Convicted along with other “Texas 7” inmates in the murder of a police officer responding to a robbery at a store in Dallas after they escaped from a maximum security prison eight years ago, “I’m guilty of what they said—everything,” Michael Rodriguez, 45, tells the Associated Press in his first, and what he says will be his only, media interview. He was in prison initially for the murder-for-hire killing of his wife.

While it was “thrilling” to escape in December 2000 from a maximum security prison with six other inmates, the situation soon went badly wrong, as the group attempted to rob a sporting goods store in suburban Dallas that had 17 workers inside. A woman outside spotted the unusual activity, and called police. Rodriguez says he ducked under sleeping bags filled with loot when he saw the police car outside, and heard shots he thought were fired at the robbers.

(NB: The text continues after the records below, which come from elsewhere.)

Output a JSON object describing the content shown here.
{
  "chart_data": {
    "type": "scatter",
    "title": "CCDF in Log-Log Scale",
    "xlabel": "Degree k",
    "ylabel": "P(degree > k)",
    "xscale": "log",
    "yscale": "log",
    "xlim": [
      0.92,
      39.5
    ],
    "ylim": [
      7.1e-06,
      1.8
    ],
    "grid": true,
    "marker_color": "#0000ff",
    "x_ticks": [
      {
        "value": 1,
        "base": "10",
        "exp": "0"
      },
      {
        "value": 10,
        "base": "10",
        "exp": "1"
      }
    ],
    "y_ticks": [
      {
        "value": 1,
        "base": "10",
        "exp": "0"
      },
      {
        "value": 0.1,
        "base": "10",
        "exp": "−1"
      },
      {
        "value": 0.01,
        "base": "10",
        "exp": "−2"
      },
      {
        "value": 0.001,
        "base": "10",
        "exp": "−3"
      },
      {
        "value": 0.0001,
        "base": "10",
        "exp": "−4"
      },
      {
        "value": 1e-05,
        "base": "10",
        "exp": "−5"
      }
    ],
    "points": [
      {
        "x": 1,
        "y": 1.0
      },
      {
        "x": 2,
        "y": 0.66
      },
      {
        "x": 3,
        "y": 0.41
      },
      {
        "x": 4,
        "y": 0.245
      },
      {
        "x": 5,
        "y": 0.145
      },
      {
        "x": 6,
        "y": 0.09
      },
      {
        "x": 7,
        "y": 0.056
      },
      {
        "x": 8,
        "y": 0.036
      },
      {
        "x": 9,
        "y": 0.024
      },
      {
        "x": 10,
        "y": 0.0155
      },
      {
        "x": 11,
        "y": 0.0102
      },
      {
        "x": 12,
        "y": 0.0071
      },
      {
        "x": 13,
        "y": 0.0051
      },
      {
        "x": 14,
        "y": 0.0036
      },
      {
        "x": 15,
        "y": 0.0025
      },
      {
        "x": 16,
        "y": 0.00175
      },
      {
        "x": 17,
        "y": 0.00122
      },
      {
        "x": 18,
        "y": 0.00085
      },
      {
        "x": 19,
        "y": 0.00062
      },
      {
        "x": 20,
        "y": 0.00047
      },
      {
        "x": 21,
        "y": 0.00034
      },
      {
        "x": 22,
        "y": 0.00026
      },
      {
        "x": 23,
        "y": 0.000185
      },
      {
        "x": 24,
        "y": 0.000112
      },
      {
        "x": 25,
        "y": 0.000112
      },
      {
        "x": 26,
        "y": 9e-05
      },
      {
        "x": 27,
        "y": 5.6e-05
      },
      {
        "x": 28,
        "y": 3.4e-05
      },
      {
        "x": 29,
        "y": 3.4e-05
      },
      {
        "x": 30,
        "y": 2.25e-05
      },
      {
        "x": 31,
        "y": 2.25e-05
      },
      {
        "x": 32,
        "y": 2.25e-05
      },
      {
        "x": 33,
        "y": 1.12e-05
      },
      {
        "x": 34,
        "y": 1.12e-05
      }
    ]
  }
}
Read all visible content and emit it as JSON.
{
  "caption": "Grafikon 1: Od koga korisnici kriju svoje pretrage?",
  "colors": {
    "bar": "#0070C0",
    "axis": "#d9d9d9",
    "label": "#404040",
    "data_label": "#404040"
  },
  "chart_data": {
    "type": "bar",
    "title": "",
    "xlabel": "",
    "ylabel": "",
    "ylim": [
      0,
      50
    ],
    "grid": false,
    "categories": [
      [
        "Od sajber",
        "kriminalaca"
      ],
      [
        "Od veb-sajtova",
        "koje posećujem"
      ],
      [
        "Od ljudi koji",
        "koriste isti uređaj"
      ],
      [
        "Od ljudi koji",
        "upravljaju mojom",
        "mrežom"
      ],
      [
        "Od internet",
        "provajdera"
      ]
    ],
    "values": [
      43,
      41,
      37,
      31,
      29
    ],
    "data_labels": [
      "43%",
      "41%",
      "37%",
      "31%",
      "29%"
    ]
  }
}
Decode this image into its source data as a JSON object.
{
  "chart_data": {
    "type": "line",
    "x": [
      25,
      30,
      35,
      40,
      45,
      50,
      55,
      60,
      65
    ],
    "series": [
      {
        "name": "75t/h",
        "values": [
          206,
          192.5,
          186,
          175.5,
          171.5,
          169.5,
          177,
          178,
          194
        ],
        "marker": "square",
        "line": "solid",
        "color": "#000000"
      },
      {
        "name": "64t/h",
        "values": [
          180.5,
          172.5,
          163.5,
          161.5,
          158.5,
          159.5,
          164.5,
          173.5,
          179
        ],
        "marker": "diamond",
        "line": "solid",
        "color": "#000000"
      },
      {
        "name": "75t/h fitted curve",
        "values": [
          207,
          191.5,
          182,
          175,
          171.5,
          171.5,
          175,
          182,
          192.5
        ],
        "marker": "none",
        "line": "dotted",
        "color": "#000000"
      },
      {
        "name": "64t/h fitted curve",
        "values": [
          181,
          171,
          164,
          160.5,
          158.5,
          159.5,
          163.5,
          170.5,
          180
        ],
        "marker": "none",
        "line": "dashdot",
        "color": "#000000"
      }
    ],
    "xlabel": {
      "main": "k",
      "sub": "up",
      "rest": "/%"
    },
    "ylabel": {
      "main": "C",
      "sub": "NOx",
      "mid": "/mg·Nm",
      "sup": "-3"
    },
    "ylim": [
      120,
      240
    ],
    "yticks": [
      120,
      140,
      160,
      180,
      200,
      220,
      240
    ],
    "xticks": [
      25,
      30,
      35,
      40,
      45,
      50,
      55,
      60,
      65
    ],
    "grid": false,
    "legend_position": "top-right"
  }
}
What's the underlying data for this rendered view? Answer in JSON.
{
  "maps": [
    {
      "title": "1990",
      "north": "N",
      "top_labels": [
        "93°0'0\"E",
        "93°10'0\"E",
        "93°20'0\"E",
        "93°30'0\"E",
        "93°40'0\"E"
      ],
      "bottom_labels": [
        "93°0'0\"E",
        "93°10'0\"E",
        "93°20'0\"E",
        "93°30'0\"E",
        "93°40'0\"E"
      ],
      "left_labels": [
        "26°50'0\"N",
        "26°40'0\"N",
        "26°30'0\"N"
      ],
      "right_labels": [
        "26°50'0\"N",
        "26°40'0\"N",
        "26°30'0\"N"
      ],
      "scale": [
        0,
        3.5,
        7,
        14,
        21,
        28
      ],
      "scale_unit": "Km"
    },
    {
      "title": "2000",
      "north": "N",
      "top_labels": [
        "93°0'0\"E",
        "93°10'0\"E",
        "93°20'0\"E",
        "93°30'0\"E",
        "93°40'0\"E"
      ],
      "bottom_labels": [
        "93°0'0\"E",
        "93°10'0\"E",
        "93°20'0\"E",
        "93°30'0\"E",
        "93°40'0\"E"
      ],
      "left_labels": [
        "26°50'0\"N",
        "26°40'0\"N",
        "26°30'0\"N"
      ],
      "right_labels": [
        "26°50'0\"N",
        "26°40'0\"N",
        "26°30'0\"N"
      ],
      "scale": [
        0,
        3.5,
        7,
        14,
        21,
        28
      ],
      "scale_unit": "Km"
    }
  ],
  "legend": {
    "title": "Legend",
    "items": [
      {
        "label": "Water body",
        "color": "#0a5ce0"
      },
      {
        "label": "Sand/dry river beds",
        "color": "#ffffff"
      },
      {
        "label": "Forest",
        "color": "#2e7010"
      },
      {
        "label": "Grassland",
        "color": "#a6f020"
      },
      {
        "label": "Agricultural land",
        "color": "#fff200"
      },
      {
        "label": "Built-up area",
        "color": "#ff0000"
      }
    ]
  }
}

“But no, it was us,” he says, and the officer, he saw, was apparently dead in his police car.

At trial, his lawyers argued that he should be spared the death penalty because he been sexually abused by a Catholic priest when he was in high school. But that wasn’t true, Rodriguez says, and it is right that he should be executed—both for the officer’s murder, and for the killing of his wife, a “wonderful person” who didn’t deserve her fate.

“I need to pay back. I can’t pay back monetarily,” he says. “This is the way.”